FWIW: If nothing else, see it in the theater simply because the sub-titles are MUCH easier to deal with on the big screen than they will be on the tube with DVD.

John O.

PhilipMarlowe
01-08-2010, 10:49 PM
Just saw this on Blu-ray, though I liked it a lot, Jackie Brown is still my favorite Tarantino film. Besides the great acting, dialog, and what might be Tarantino's most coherent plot, I thought one of the more interesting elements of the film was it basically had you rootin' for terrorist. And not just your garden variety Hans Gruber-ish movie terrorist, but seeking-religious-revenge-terror campaignin'-strapping-explosives-to-yourself terrorist.

And man, those KNB make-up effects were something! I was cringing during the last scene.

Magesblood
01-09-2010, 09:13 AM
David Bowie?

The movie was okay. I'm in the "a little less conversation" camp too.

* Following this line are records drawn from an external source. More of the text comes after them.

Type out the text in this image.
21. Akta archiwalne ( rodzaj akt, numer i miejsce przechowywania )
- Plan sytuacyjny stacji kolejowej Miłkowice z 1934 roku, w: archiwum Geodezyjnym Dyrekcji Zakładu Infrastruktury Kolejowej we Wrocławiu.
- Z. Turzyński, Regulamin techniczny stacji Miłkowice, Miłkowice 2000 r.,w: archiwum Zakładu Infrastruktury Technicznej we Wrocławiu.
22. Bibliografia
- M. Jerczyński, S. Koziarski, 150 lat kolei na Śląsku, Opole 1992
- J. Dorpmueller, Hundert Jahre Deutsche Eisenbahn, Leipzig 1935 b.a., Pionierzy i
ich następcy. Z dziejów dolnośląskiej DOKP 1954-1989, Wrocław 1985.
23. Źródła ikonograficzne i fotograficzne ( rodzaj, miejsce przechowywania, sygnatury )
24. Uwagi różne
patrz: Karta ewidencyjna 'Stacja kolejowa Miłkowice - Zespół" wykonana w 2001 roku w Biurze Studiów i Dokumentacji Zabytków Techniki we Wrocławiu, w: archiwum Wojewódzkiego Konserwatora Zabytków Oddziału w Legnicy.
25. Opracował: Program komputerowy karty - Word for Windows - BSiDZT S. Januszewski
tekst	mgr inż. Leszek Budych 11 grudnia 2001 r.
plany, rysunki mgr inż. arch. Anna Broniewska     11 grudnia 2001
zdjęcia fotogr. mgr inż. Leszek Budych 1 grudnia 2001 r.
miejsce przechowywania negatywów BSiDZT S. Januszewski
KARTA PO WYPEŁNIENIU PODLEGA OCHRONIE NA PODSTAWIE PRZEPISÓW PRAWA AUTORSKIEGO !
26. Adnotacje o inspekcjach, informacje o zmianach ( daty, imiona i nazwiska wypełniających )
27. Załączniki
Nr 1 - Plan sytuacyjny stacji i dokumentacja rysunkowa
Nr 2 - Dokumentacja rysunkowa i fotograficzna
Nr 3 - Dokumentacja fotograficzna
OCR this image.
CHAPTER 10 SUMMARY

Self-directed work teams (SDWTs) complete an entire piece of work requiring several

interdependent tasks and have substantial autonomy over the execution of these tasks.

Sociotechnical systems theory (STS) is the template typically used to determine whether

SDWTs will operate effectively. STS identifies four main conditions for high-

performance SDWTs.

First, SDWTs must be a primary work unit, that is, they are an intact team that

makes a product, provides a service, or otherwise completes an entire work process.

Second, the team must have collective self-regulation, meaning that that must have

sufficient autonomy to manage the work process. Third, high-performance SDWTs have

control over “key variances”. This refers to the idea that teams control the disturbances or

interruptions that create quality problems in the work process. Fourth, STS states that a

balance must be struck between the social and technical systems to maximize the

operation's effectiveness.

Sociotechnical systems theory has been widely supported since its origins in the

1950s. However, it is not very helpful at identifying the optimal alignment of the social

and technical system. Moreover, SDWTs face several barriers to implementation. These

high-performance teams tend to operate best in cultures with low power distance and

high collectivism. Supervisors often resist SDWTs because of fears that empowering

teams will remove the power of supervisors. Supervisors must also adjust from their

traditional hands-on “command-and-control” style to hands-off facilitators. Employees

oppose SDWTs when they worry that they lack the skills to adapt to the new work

I went in thinking it was going to be this group going around France and/or Germany hunting down Nazis.

Zorro
01-09-2010, 10:58 AM
David Bowie?

David Bowie's theme song to Paul Schrader's "Cat People" is used in the scene where Shosanna applies her makeup while preparing for her own "final solution". It's a left field choice to be sure, but the music and lyrics serve the scene well.